FIG. 1 shows a schematic diagram of the first to third embodiments of a dew point control device for an atmospheric furnace according to the present invention. FIG. 2 shows a schematic configuration diagram of a fourth embodiment of the dew point control device for an atmospheric furnace of the present invention. FIG. 3 shows a schematic configuration diagram of a fifth embodiment of the dew point control device for an atmospheric furnace of the present invention. FIG. 4 shows a schematic diagram of the sixth and seventh embodiments of the dew point control device for an atmospheric furnace of the present invention. FIG. 5 is a graph showing the dew point control state of the first embodiment. FIG. 6 is a graph showing the dew point control state of the second embodiment. FIG. 7 is a graph showing the dew point control state of the third embodiment. FIG. 8 is a graph showing the temperature inside the furnace and the passage of time in the third embodiment. FIG. 9 is a graph showing the dew point control state of the fourth embodiment. FIG. 10 is a graph showing the dew point control state of the fifth embodiment. In the diagram: N, G, N, L... Dew point control device for atmospheric furnace
1... Furnace body (atmosphere furnace) 2... Dew point meter 5...

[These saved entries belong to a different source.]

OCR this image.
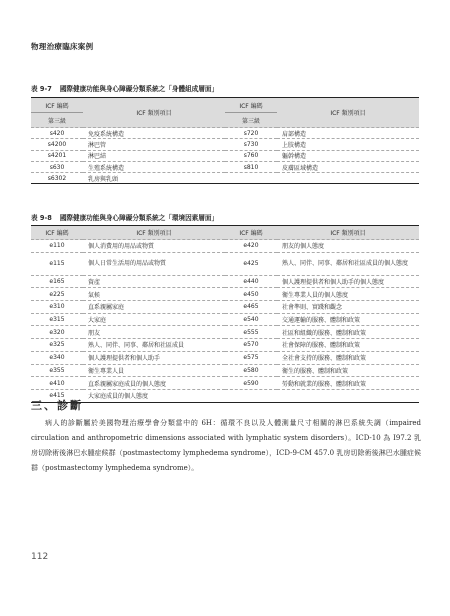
物理治療臨床案例
表 9-7 國際健康功能與身心障礙分類系統之「身體組成層面」
ICF 編碼	ICF 類別項目	ICF 編碼	ICF 類別項目
第三級		第三級	
s420	免疫系統構造	s720	肩部構造
s4200	淋巴管	s730	上肢構造
s4201	淋巴結	s760	軀幹構造
s630	生殖系統構造	s810	皮膚區域構造
s6302	乳房與乳頭		
表 9-8 國際健康功能與身心障礙分類系統之「環境因素層面」
ICF 編碼	ICF 類別項目	ICF 編碼	ICF 類別項目
e110	個人消費用的用品或物質	e420	朋友的個人態度
e115	個人日常生活用的用品或物質	e425	熟人、同伴、同事、鄰居和社區成員的個人態度
e165	資產	e440	個人護理提供者和個人助手的個人態度
e225	氣候	e450	衛生專業人員的個人態度
e310	直系親屬家庭	e465	社會準則、實踐和觀念
e315	大家庭	e540	交通運輸的服務、體制和政策
e320	朋友	e555	社區和組織的服務、體制和政策
e325	熟人、同伴、同事、鄰居和社區成員	e570	社會保障的服務、體制和政策
e340	個人護理提供者和個人助手	e575	全社會支持的服務、體制和政策
e355	衛生專業人員	e580	衛生的服務、體制和政策
e410	直系親屬家庭成員的個人態度	e590	勞動和就業的服務、體制和政策
e415	大家庭成員的個人態度		
三、診斷

病人的診斷屬於美國物理治療學會分類當中的 6H：循環不良以及人體測量尺寸相關的淋巴系統失調（impaired circulation and anthropometric dimensions associated with lymphatic system disorders）。ICD-10 為 I97.2 乳房切除術後淋巴水腫症候群（postmastectomy lymphedema syndrome），ICD-9-CM 457.0 乳房切除術後淋巴水腫症候群（postmastectomy lymphedema syndrome）。

112
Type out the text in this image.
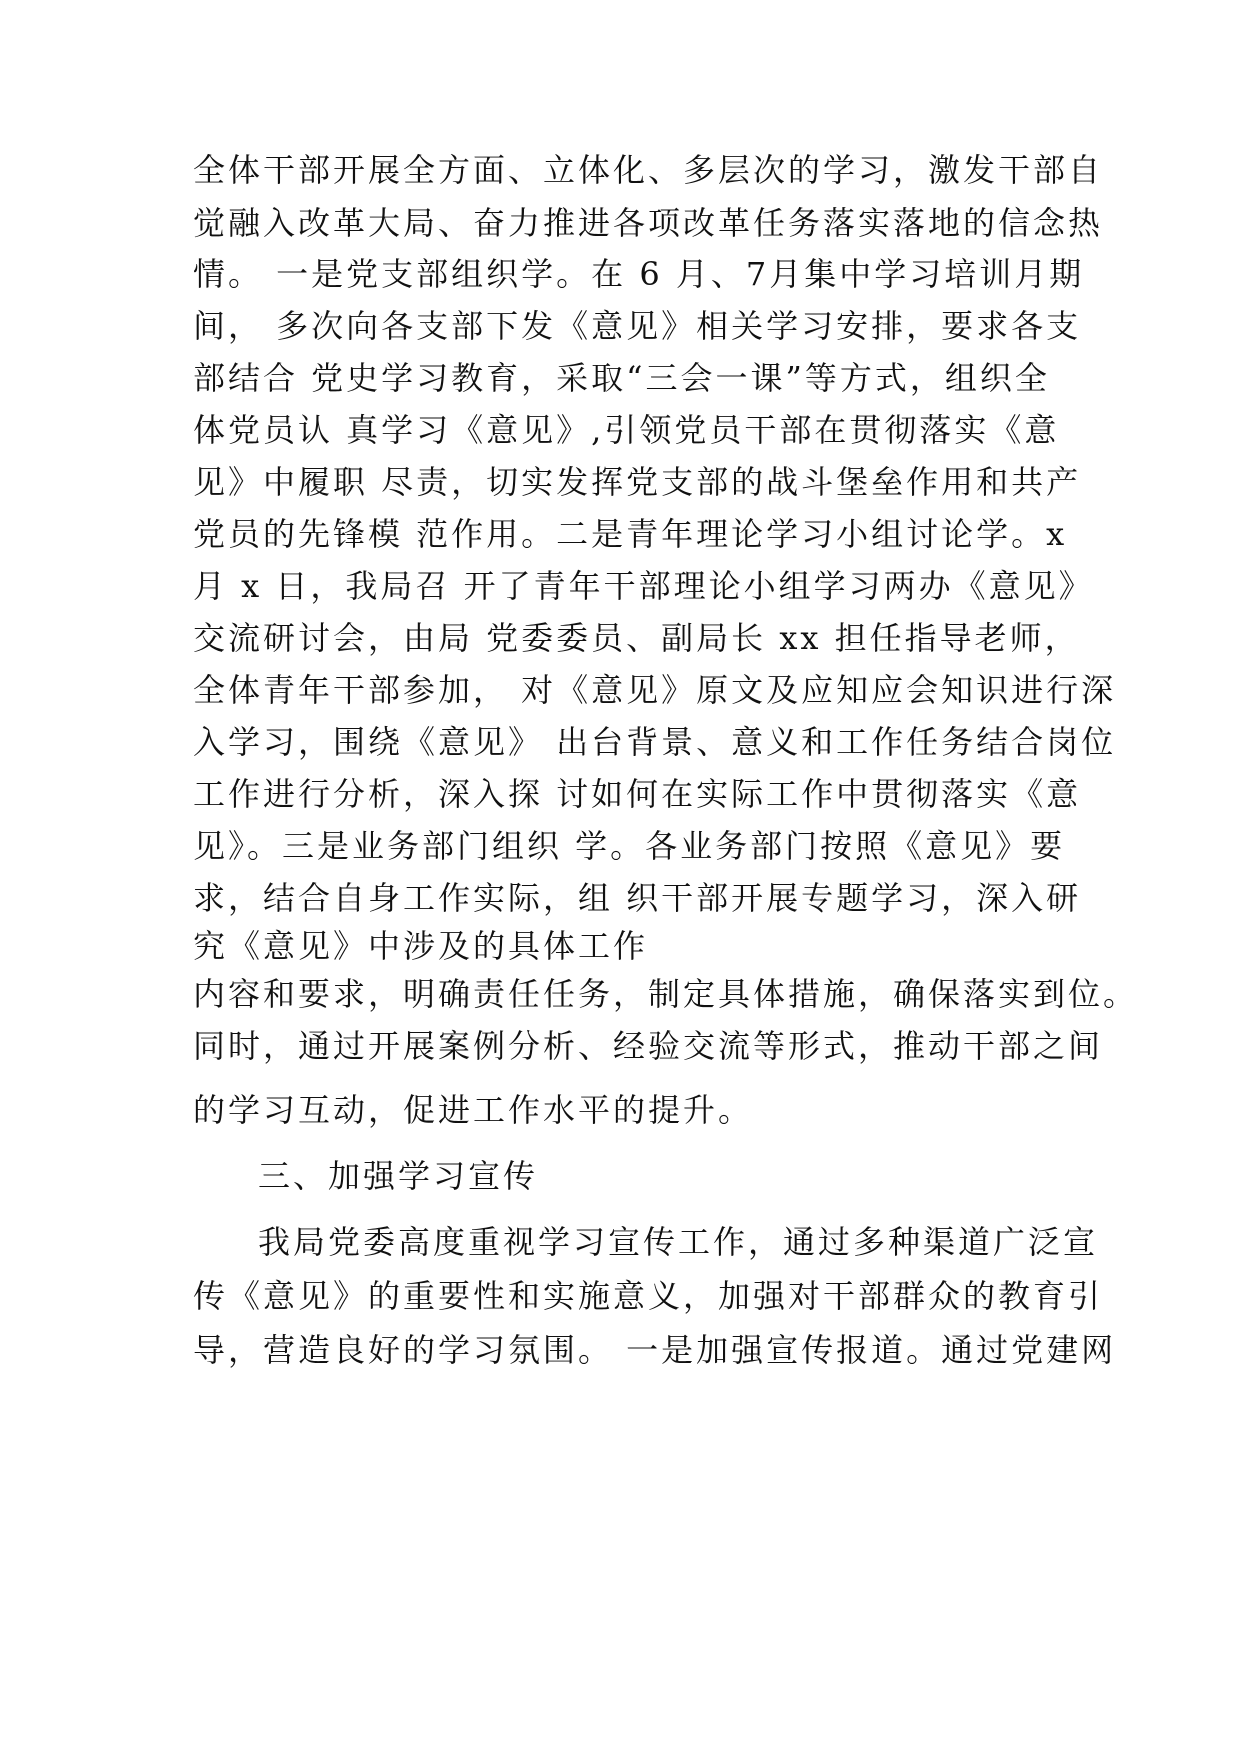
全体干部开展全方面、立体化、多层次的学习，激发干部自
觉融入改革大局、奋力推进各项改革任务落实落地的信念热
情。 一是党支部组织学。在 6 月、7月集中学习培训月期
间， 多次向各支部下发《意见》相关学习安排，要求各支
部结合 党史学习教育，采取“三会一课”等方式，组织全
体党员认 真学习《意见》,引领党员干部在贯彻落实《意
见》中履职 尽责，切实发挥党支部的战斗堡垒作用和共产
党员的先锋模 范作用。二是青年理论学习小组讨论学。x
月 x 日，我局召 开了青年干部理论小组学习两办《意见》
交流研讨会，由局 党委委员、副局长 xx 担任指导老师，
全体青年干部参加， 对《意见》原文及应知应会知识进行深
入学习，围绕《意见》 出台背景、意义和工作任务结合岗位
工作进行分析，深入探 讨如何在实际工作中贯彻落实《意
见》。三是业务部门组织 学。各业务部门按照《意见》要
求，结合自身工作实际，组 织干部开展专题学习，深入研
究《意见》中涉及的具体工作
内容和要求，明确责任任务，制定具体措施，确保落实到位。
同时，通过开展案例分析、经验交流等形式，推动干部之间
的学习互动，促进工作水平的提升。
三、加强学习宣传
我局党委高度重视学习宣传工作，通过多种渠道广泛宣
传《意见》的重要性和实施意义，加强对干部群众的教育引
导，营造良好的学习氛围。 一是加强宣传报道。通过党建网
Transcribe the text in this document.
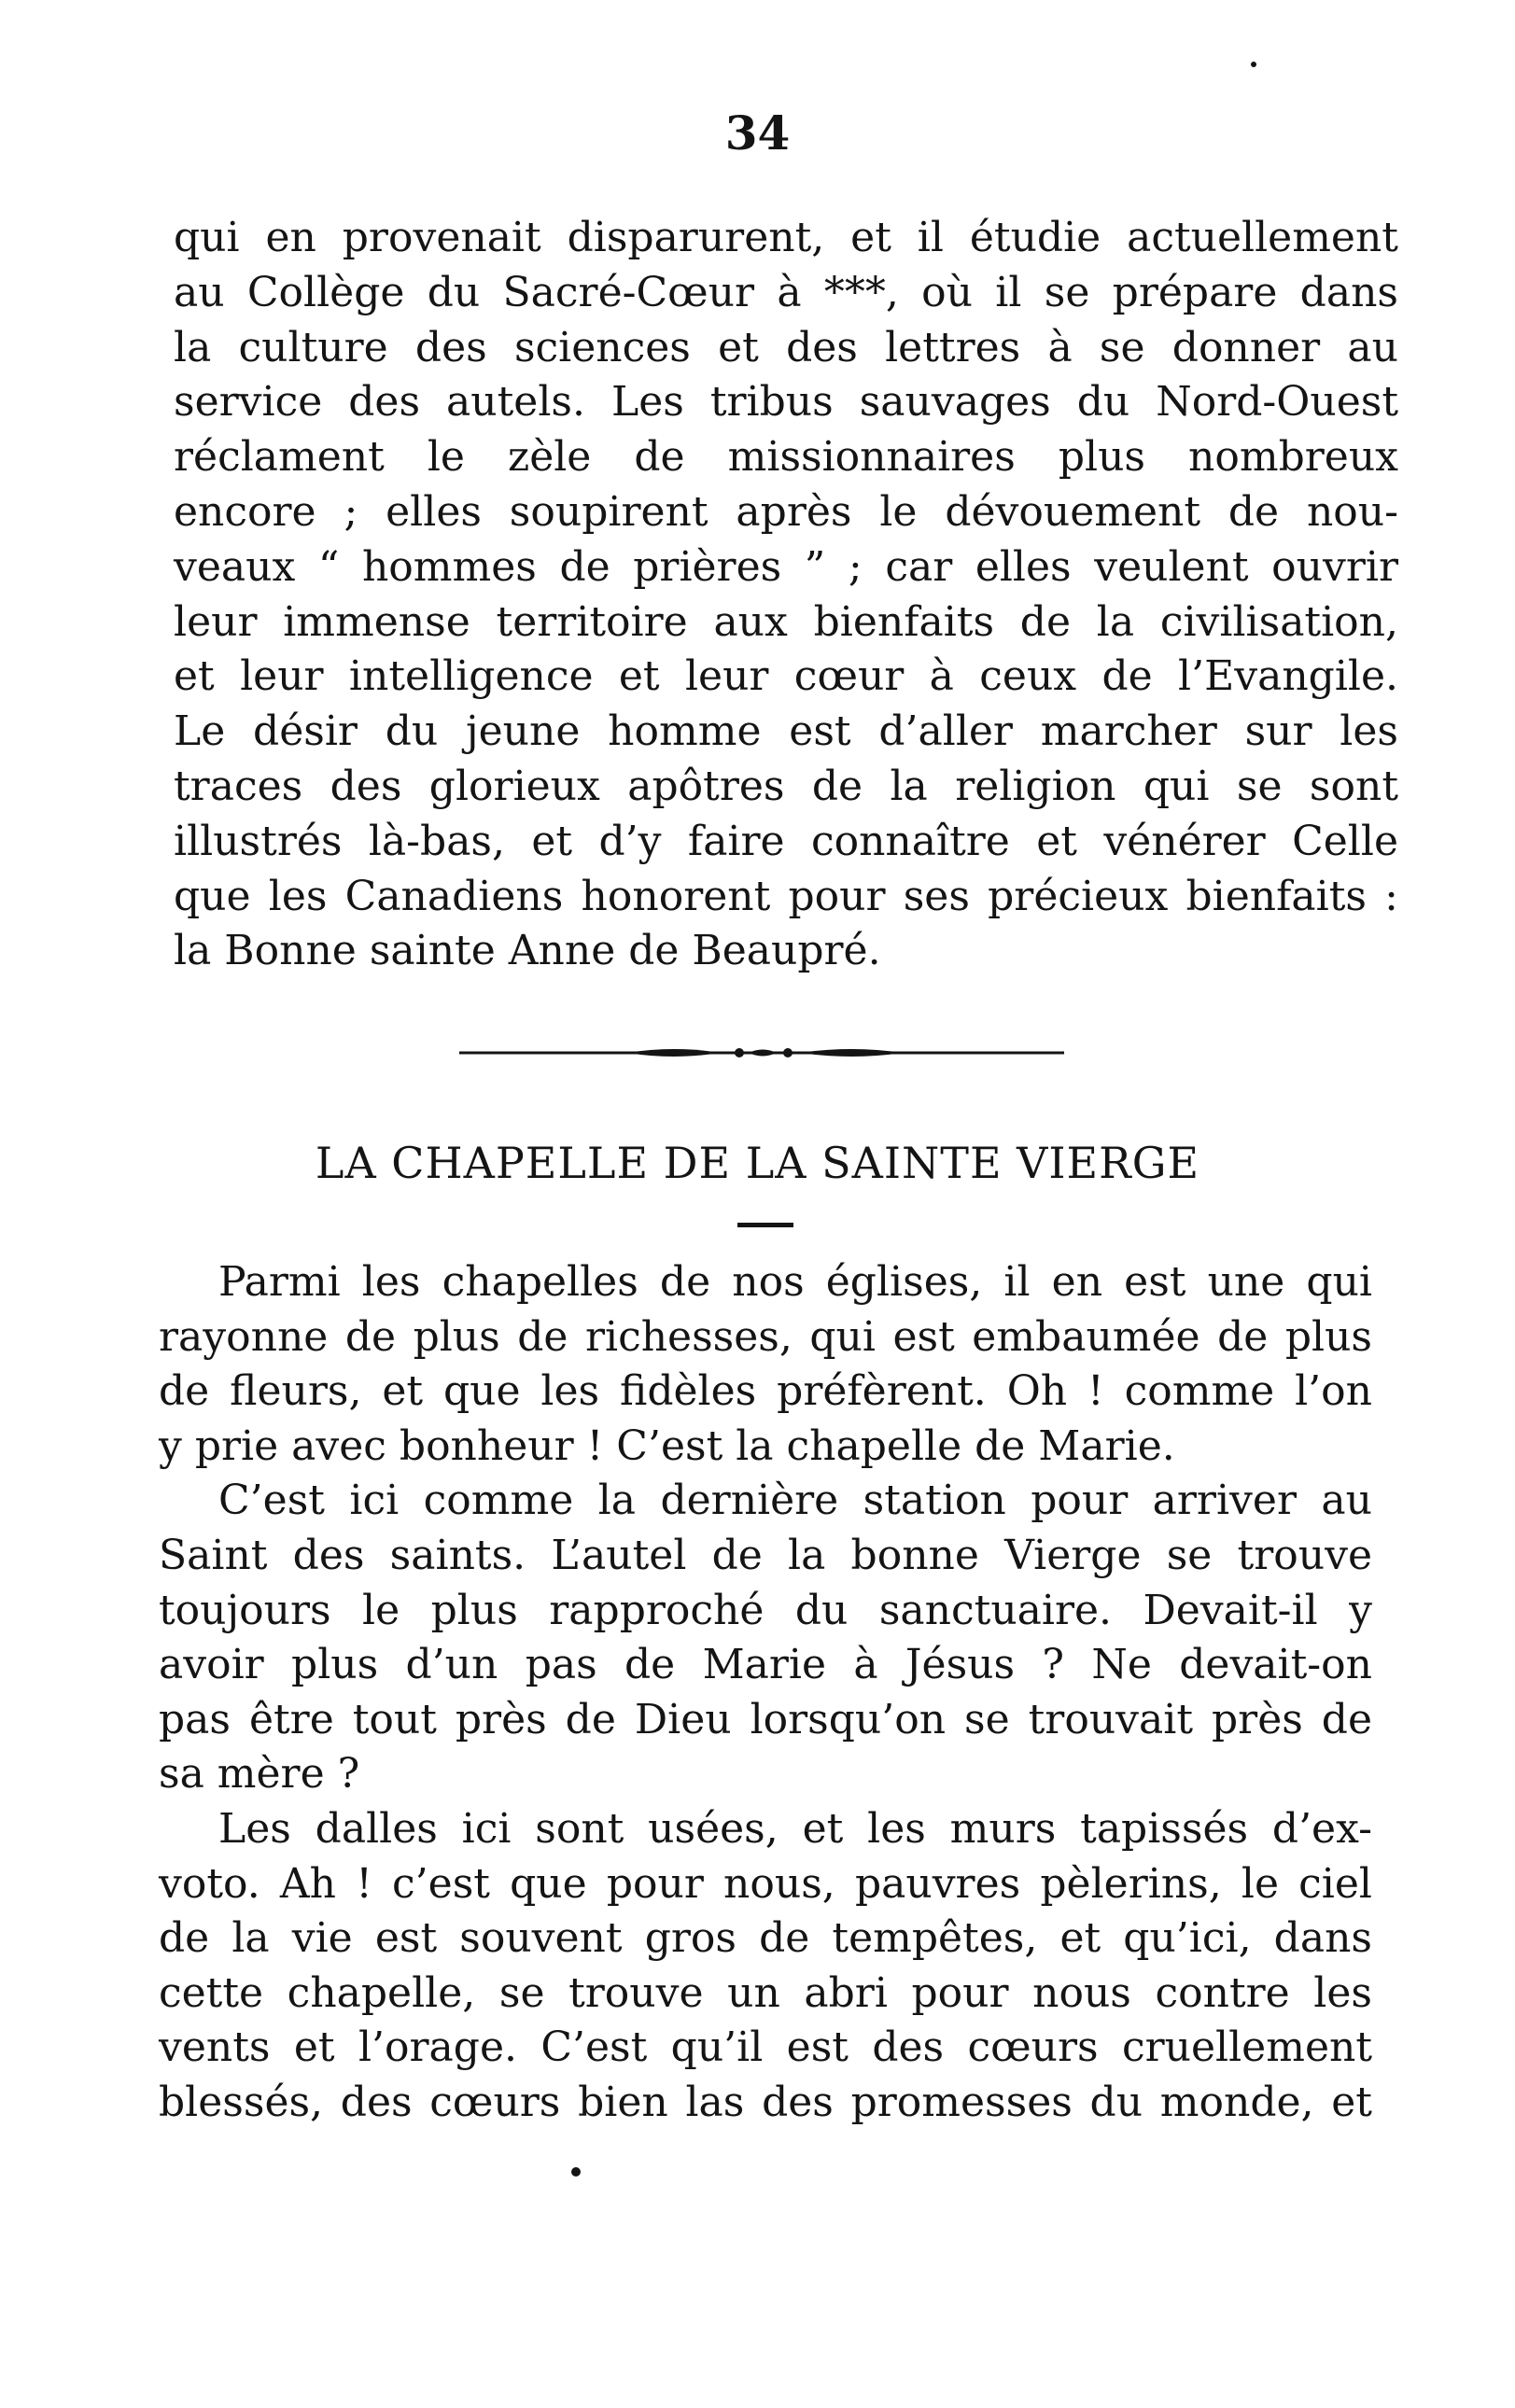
34
qui en provenait disparurent, et il étudie actuellement
au Collège du Sacré-Cœur à ***, où il se prépare dans
la culture des sciences et des lettres à se donner au
service des autels. Les tribus sauvages du Nord-Ouest
réclament le zèle de missionnaires plus nombreux
encore ; elles soupirent après le dévouement de nou-
veaux “ hommes de prières ” ; car elles veulent ouvrir
leur immense territoire aux bienfaits de la civilisation,
et leur intelligence et leur cœur à ceux de l’Evangile.
Le désir du jeune homme est d’aller marcher sur les
traces des glorieux apôtres de la religion qui se sont
illustrés là-bas, et d’y faire connaître et vénérer Celle
que les Canadiens honorent pour ses précieux bienfaits :
la Bonne sainte Anne de Beaupré.
LA CHAPELLE DE LA SAINTE VIERGE
Parmi les chapelles de nos églises, il en est une qui
rayonne de plus de richesses, qui est embaumée de plus
de fleurs, et que les fidèles préfèrent. Oh ! comme l’on
y prie avec bonheur ! C’est la chapelle de Marie.
C’est ici comme la dernière station pour arriver au
Saint des saints. L’autel de la bonne Vierge se trouve
toujours le plus rapproché du sanctuaire. Devait-il y
avoir plus d’un pas de Marie à Jésus ? Ne devait-on
pas être tout près de Dieu lorsqu’on se trouvait près de
sa mère ?
Les dalles ici sont usées, et les murs tapissés d’ex-
voto. Ah ! c’est que pour nous, pauvres pèlerins, le ciel
de la vie est souvent gros de tempêtes, et qu’ici, dans
cette chapelle, se trouve un abri pour nous contre les
vents et l’orage. C’est qu’il est des cœurs cruellement
blessés, des cœurs bien las des promesses du monde, et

- Control means 6...Dry gas supply means 7...Moist gas supply means 22...Electric output (output from the dew point meter) 31.41...Mass flow control means (supply amount adjustment means)

Claims (1)

[Claims] 1) a dry gas supply means for supplying dry gas into the atmospheric furnace; a means for adjusting the supply amount of the dry gas; a moist gas supply means for supplying moist gas at a predetermined dew point into the atmospheric furnace;
A supply amount adjusting means for the moist gas, a dew point meter for detecting the dew point in the atmospheric furnace, a dew point setting means in the atmospheric furnace, and outputs from the dew point meter and the dew point setting means are input, and the drying A control means for operating a gas supply amount adjustment means and a humid gas supply amount adjustment means, the control means being configured to adjust the dew point in the atmospheric furnace detected by the dew point meter and the humidity set by the dew point setting means. A dew point control device for an atmospheric furnace that controls the dry gas supply amount adjusting means or the wet gas supply amount adjusting means so as to eliminate the difference when there is a difference.